The healthy heart produces regular, synchronized contractions. Rhythmic contractions of the heart are normally controlled by the sinoatrial (SA) node, which is a group of specialized cells located in the upper right atrium. The SA node is the normal pacemaker of the heart, typically initiating 60-100 heartbeats per minute. When the SA node is pacing the heart normally, the heart is said to be in normal sinus rhythm.
If the heart's electrical activity becomes uncoordinated or irregular, the heart is denoted to be arrhythmic. Cardiac arrhythmia impairs cardiac efficiency and may be a potential life-threatening event. Cardiac arrhythmias have a number of etiological sources, including tissue damage due to myocardial infarction, infection, or degradation of the heart's ability to generate or synchronize the electrical impulses that coordinate contractions.
Bradycardia occurs when the heart rhythm is too slow. This condition may be caused, for example, by impaired function of the SA node, denoted sick sinus syndrome, or by delayed propagation or blockage of the electrical impulse between the atria and ventricles. Bradycardia produces a heart rate that is too slow to maintain adequate circulation.
When the heart rate is too rapid, the condition is denoted tachyarrythmia. Tachyarrythmia may have its origin in either the atria or the ventricles. Tachyarrythmias occurring in the atria of the heart, for example, include atrial fibrillation and atrial flutter. Both conditions are characterized by rapid contractions of the atria. Besides being hemodynamically inefficient, the rapid contractions of the atria may also adversely affect the ventricular rate.
Ventricular tachyarrythmia occurs, for example, when electrical activity arises in the ventricular myocardium at a rate more rapid than the normal sinus rhythm. Ventricular tachyarrythmia includes ventricular tachycardia and ventricular fibrillation. Ventricular tachycardia may quickly degenerate into ventricular fibrillation. Ventricular fibrillation is a condition denoted by extremely rapid, uncoordinated electrical activity within the ventricular tissue. The rapid and erratic excitation of the ventricular tissue prevents synchronized contractions and impairs the heart's ability to effectively pump blood to the body, which is a fatal condition unless the heart is returned to sinus rhythm within a few minutes.
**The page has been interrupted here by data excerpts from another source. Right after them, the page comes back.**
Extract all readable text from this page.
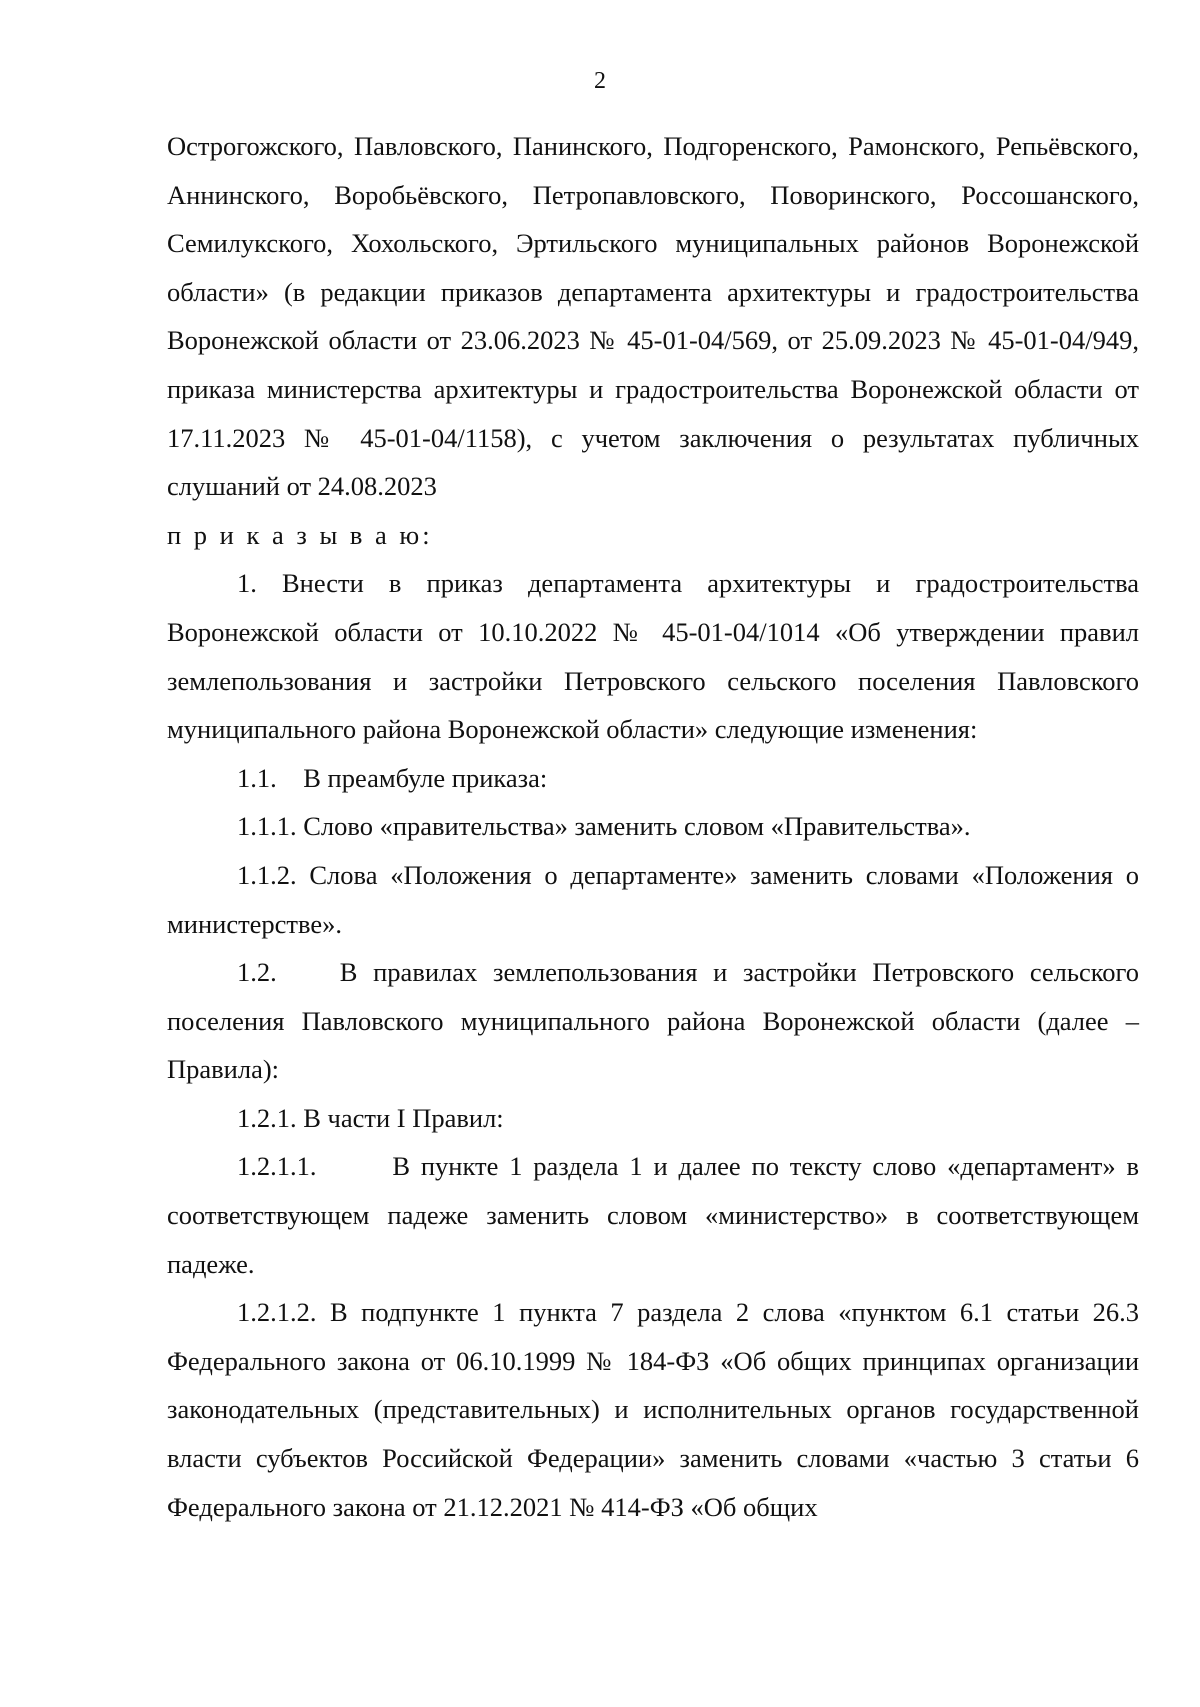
2

Острогожского, Павловского, Панинского, Подгоренского, Рамонского, Репьёвского, Аннинского, Воробьёвского, Петропавловского, Поворинского, Россошанского, Семилукского, Хохольского, Эртильского муниципальных районов Воронежской области» (в редакции приказов департамента архитектуры и градостроительства Воронежской области от 23.06.2023 № 45-01-04/569, от 25.09.2023 № 45-01-04/949, приказа министерства архитектуры и градостроительства Воронежской области от 17.11.2023 № 45-01-04/1158), с учетом заключения о результатах публичных слушаний от 24.08.2023

п р и к а з ы в а ю:

1. Внести в приказ департамента архитектуры и градостроительства Воронежской области от 10.10.2022 № 45-01-04/1014 «Об утверждении правил землепользования и застройки Петровского сельского поселения Павловского муниципального района Воронежской области» следующие изменения:

1.1.    В преамбуле приказа:

1.1.1. Слово «правительства» заменить словом «Правительства».

1.1.2. Слова «Положения о департаменте» заменить словами «Положения о министерстве».

1.2.    В правилах землепользования и застройки Петровского сельского поселения Павловского муниципального района Воронежской области (далее – Правила):

1.2.1. В части I Правил:

1.2.1.1.       В пункте 1 раздела 1 и далее по тексту слово «департамент» в соответствующем падеже заменить словом «министерство» в соответствующем падеже.

1.2.1.2. В подпункте 1 пункта 7 раздела 2 слова «пунктом 6.1 статьи 26.3 Федерального закона от 06.10.1999 № 184-ФЗ «Об общих принципах организации законодательных (представительных) и исполнительных органов государственной власти субъектов Российской Федерации» заменить словами «частью 3 статьи 6 Федерального закона от 21.12.2021 № 414-ФЗ «Об общих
Implantable cardiac rhythm management systems have been used as an effective treatment for patients with serious arrhythmias. These systems typically include one or more leads and circuitry to sense signals from one or more interior and/or exterior surfaces of the heart. Such systems also include circuitry for generating electrical pulses that are applied to cardiac tissue at one or more interior and/or exterior surfaces of the heart. For example, leads extending into the patient's heart are connected to electrodes that contact the myocardium for sensing the heart's electrical signals and for delivering pulses to the heart in accordance with various therapies for treating arrhythmias.
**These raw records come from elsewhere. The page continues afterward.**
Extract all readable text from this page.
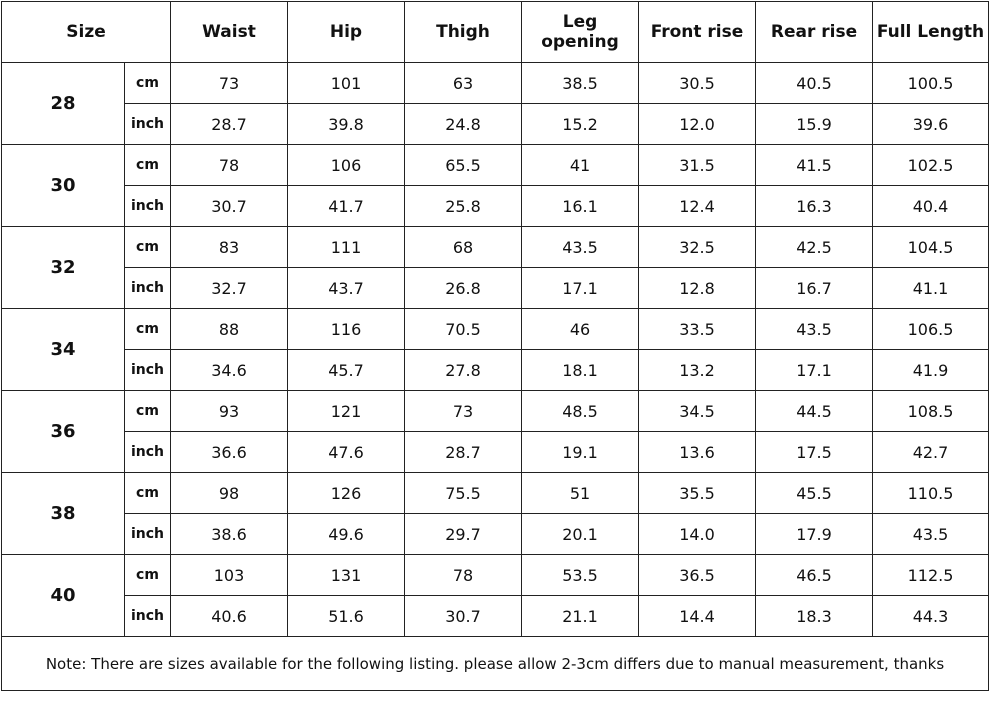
Size		Waist	Hip	Thigh	Leg opening	Front rise	Rear rise	Full Length
28	cm	73	101	63	38.5	30.5	40.5	100.5
	inch	28.7	39.8	24.8	15.2	12.0	15.9	39.6
30	cm	78	106	65.5	41	31.5	41.5	102.5
	inch	30.7	41.7	25.8	16.1	12.4	16.3	40.4
32	cm	83	111	68	43.5	32.5	42.5	104.5
	inch	32.7	43.7	26.8	17.1	12.8	16.7	41.1
34	cm	88	116	70.5	46	33.5	43.5	106.5
	inch	34.6	45.7	27.8	18.1	13.2	17.1	41.9
36	cm	93	121	73	48.5	34.5	44.5	108.5
	inch	36.6	47.6	28.7	19.1	13.6	17.5	42.7
38	cm	98	126	75.5	51	35.5	45.5	110.5
	inch	38.6	49.6	29.7	20.1	14.0	17.9	43.5
40	cm	103	131	78	53.5	36.5	46.5	112.5
	inch	40.6	51.6	30.7	21.1	14.4	18.3	44.3
Note: There are sizes available for the following listing. please allow 2-3cm differs due to manual measurement, thanks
In late 1980s, studies identified groups of patients that could benefit from the use of implantable cardiac defibrillators (ICDs). Implantation of ICDs became the medical standard of care for those patients determined to have the indicated level of health risks.
Over time, post market studies have identified a large group of patients who would meet the determined risk levels, but will not receive benefits from these devices in the immediate years. Therefore, such patients would receive an ICD and the device would stay in the body for a long time without ever firing or shocking the patient's heart. The current devices are designed to address complex arrhythmias and implantation of them in the initial group of patients is deemed as unnecessary, and economically irresponsible. Thousands of patients are given devices that treat more than they are at risk for, as the current devices on the market are developed to treat and handle a multitude of cardiac conditions. Additionally, the devices require a specialist to implant and often need a programmer or consultant to initially program the device.
ICDs are utilized more frequently as prophylactic devices for treatment of sudden cardiac death (SCD). In addition to implantable devices, automated external defibrillators (AEDs) are also effective in treatment of SCD but require administration of the therapy by an outside agent (such as a bystander). As long as the AED treatment is given to the patient within the first 2-3 minutes from the onset of the event, the patient will likely have a positive response to the treatment. Studies have shown that more than 75% of the SCDs occur at home and over half occur in the bedroom. Patients at risk of SCD are often alone and asleep and would need their safety product nearby and not rely on the help of a third party.